Ayaan Hirsi Ali, lors de la campagne électorale pour le compte de son nouveau parti, manifesta son bonheur – à la limite de la débilité – de confier au commentateur de la télévision qui l’accompagnait, que parmi les valeurs qu’elle avait apprises en Hollande, c’était de manger à table avec un couteau et une fourchette. Elle, la Somalienne, aurait dû lire le fameux roman de son voisin soudanais Tayeb Saleh, La Saison de l’immigration vers le Nord , au travers duquel il se livrait: mais il s’agissait d’une toute autre confidence, celle de quelqu’un qui était fier de son origine, de sa culture et de son continent : « La culture dans le monde blanc t’apprend, à toi qui viens des couleurs du couchant, comment manger ta personne avec une fourchette et d’ utiliser le couteau si cela te parait nécessaire. » Quant à Sartre dans sa même introduction au livre des noirs pour les noirs, Les Damnés de la terre, il avait décrit d’une plume maîtresse et mû par son intégrité intellectuelle comment on fabriquait en Europe une race d’Africains dénaturés prêts à prendre la place de leur maître, l’ex-colonisateur : « L’élite européenne entreprit de fabriquer un indigénat d’élite; on sélectionnait des adolescents, on leur marquait sur le front, au fer rouge, les principes de la culture occidentale, on leur fourrait dans la bouche des bâillons sonores, grands mots pâteux qui collaient aux dents; après un bref séjour en métropole, on les renvoyait chez eux, truqués. Ces mensonges vivants n’avaient plus rien à dire à leurs frères; ils résonnaient; de Paris, de Londres, d’Amsterdam nous lancions des mots «Parthénon! Fraternité!» et, quelque part en Afrique, en Asie, des lèvres s’ouvraient: «…thénon! …nité!» C’était l’âge d’or. »

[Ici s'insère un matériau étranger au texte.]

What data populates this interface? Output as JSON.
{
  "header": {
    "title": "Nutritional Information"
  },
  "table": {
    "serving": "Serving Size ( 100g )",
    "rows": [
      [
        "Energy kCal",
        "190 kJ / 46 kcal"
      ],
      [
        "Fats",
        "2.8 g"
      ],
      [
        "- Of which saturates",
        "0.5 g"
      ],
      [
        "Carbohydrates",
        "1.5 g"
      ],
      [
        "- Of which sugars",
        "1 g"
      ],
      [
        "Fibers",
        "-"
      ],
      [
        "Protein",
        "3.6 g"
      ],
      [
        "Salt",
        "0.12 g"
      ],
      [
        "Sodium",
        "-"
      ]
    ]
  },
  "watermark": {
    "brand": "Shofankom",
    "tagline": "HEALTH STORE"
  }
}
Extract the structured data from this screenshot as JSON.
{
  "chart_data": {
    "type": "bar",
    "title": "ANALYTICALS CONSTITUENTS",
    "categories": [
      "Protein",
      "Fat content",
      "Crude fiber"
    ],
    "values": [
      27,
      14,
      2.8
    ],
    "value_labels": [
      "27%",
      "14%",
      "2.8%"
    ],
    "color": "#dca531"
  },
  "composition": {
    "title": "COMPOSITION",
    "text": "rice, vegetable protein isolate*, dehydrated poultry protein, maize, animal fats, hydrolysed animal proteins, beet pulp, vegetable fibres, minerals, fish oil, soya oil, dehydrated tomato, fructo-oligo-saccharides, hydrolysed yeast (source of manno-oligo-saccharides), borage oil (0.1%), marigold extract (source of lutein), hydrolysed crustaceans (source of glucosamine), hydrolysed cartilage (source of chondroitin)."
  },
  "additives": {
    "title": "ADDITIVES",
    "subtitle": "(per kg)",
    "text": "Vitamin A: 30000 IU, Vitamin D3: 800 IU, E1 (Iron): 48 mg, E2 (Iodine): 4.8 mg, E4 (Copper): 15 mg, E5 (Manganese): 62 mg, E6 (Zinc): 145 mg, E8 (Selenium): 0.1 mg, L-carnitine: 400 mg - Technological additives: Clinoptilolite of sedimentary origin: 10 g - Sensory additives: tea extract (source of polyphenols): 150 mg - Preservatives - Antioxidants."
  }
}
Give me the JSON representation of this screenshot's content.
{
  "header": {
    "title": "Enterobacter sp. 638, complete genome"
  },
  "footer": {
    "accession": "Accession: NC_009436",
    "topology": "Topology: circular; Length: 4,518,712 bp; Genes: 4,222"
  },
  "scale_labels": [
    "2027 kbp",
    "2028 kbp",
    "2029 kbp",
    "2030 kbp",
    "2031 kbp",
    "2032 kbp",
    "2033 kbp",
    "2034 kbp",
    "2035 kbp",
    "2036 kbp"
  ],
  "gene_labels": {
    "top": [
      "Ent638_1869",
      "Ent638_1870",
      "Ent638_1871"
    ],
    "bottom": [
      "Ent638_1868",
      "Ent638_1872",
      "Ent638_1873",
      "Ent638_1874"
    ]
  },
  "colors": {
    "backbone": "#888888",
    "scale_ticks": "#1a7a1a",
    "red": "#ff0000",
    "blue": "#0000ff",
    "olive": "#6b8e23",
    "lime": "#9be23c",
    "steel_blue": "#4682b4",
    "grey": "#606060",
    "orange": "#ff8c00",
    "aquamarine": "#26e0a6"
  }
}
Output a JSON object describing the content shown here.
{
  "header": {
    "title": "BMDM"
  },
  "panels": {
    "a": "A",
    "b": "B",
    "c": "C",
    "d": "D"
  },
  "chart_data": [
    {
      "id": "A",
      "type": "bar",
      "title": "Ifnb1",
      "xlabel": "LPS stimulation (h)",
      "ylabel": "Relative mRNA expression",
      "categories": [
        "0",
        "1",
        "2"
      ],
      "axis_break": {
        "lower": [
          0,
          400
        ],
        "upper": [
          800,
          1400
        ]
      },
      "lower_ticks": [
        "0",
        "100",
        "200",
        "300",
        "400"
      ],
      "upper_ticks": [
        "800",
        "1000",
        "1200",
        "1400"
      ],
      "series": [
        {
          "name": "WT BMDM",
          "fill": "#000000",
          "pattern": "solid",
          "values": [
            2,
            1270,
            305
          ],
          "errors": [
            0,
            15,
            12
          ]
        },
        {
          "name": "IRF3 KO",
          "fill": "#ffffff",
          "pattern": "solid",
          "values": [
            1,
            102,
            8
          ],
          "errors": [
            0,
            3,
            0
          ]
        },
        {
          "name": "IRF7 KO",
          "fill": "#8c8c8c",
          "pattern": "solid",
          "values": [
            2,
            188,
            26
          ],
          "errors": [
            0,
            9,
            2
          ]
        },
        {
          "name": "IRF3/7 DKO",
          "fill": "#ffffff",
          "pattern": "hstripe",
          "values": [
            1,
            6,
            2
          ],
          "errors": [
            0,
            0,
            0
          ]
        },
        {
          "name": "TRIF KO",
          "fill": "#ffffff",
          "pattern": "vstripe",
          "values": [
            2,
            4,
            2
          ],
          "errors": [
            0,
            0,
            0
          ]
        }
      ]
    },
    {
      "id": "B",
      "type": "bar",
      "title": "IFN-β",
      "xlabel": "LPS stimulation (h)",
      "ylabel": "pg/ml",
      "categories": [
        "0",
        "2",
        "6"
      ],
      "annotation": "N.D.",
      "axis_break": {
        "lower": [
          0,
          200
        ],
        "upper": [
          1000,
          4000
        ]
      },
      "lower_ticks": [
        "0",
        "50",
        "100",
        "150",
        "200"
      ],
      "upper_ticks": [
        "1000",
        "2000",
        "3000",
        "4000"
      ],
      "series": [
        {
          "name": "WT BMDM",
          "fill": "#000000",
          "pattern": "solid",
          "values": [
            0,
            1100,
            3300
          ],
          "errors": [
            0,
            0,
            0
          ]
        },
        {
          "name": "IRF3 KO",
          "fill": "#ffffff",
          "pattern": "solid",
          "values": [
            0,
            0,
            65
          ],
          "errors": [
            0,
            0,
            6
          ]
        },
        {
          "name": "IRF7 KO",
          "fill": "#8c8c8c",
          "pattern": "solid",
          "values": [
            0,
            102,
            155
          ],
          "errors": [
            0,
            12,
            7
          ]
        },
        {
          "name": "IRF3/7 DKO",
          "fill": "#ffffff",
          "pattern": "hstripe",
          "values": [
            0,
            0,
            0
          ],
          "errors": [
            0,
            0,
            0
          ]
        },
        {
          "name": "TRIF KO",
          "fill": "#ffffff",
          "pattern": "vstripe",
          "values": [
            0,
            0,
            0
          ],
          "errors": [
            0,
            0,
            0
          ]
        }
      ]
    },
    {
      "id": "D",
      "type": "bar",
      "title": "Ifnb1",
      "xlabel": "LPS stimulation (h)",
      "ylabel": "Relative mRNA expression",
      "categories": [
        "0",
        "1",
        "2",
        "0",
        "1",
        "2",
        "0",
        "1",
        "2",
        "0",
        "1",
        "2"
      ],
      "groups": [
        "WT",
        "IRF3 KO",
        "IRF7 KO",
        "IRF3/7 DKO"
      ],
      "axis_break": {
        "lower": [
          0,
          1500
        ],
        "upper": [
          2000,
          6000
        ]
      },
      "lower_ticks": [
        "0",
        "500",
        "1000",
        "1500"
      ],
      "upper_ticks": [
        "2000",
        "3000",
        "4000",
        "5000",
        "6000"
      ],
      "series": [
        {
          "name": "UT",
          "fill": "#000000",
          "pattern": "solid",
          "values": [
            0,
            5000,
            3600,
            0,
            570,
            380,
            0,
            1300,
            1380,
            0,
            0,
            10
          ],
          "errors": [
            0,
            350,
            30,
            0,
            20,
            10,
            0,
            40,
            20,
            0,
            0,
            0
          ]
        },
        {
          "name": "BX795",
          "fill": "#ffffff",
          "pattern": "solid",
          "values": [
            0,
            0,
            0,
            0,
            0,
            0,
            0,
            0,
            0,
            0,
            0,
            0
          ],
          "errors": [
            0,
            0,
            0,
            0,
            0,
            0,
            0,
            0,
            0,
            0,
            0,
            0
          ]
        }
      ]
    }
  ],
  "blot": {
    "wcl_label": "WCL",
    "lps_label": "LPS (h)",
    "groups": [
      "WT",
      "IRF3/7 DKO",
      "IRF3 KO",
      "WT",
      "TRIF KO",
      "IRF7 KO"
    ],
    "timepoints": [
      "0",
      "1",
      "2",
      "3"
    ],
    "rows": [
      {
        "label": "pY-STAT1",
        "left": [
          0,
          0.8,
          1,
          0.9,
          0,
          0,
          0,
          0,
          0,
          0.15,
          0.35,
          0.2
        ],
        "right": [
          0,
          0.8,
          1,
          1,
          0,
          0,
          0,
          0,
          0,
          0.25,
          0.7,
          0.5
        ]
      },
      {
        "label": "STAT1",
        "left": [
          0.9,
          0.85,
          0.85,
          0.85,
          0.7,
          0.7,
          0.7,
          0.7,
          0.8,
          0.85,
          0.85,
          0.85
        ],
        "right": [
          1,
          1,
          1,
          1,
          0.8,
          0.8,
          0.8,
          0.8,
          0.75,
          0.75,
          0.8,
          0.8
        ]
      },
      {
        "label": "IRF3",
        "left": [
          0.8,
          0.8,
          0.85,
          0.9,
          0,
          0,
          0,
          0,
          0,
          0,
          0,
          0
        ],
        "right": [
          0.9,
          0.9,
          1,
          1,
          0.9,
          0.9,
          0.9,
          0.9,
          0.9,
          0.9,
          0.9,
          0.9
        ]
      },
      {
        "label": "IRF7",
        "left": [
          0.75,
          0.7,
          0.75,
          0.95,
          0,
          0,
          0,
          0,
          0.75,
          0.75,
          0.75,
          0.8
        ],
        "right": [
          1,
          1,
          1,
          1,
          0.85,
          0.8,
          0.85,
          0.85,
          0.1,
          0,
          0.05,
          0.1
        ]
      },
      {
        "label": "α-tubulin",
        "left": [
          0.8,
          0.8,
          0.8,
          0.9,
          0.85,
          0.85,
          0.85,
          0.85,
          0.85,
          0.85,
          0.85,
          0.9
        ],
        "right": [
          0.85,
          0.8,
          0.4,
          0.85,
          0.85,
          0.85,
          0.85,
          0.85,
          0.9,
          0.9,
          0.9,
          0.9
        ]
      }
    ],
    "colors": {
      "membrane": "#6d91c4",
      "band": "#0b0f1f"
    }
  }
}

Et oui, l’âge d’or n’a jamais cessé de nous pondre des œufs truqués ayant tellement honte de leur propre monde lorsqu’ils l’observent avec des lunettes « civilisées ». Mais, malheur à celui qui au for de sa subjectivité et de son traumatisme souffrant, tente d’extirper les lois qui gèrent son monde. Ayaan aurait dû visiter la Malaisie, la Tunisie, l’Indonésie, la Turquie, le Liban et même l’Iran, pour voir les visages multiples de l’émancipation de la femme musulmane et arabe avant de plaquer sa situation, familiale ou nationale, sur un monde musulman et arabe riche de cultures et de littératures dont elle ignorait tout d’elles. Ayaan, avant de se lancer comme une marionnette dans ce show médiatique, aurait dû lire Nawal Sadaoui, celle qui avait ouvert le sentier de l’émancipation des femmes arabes depuis des décennies sans pour autant renier ses origines ou avoir honte de sa culture et de son pays.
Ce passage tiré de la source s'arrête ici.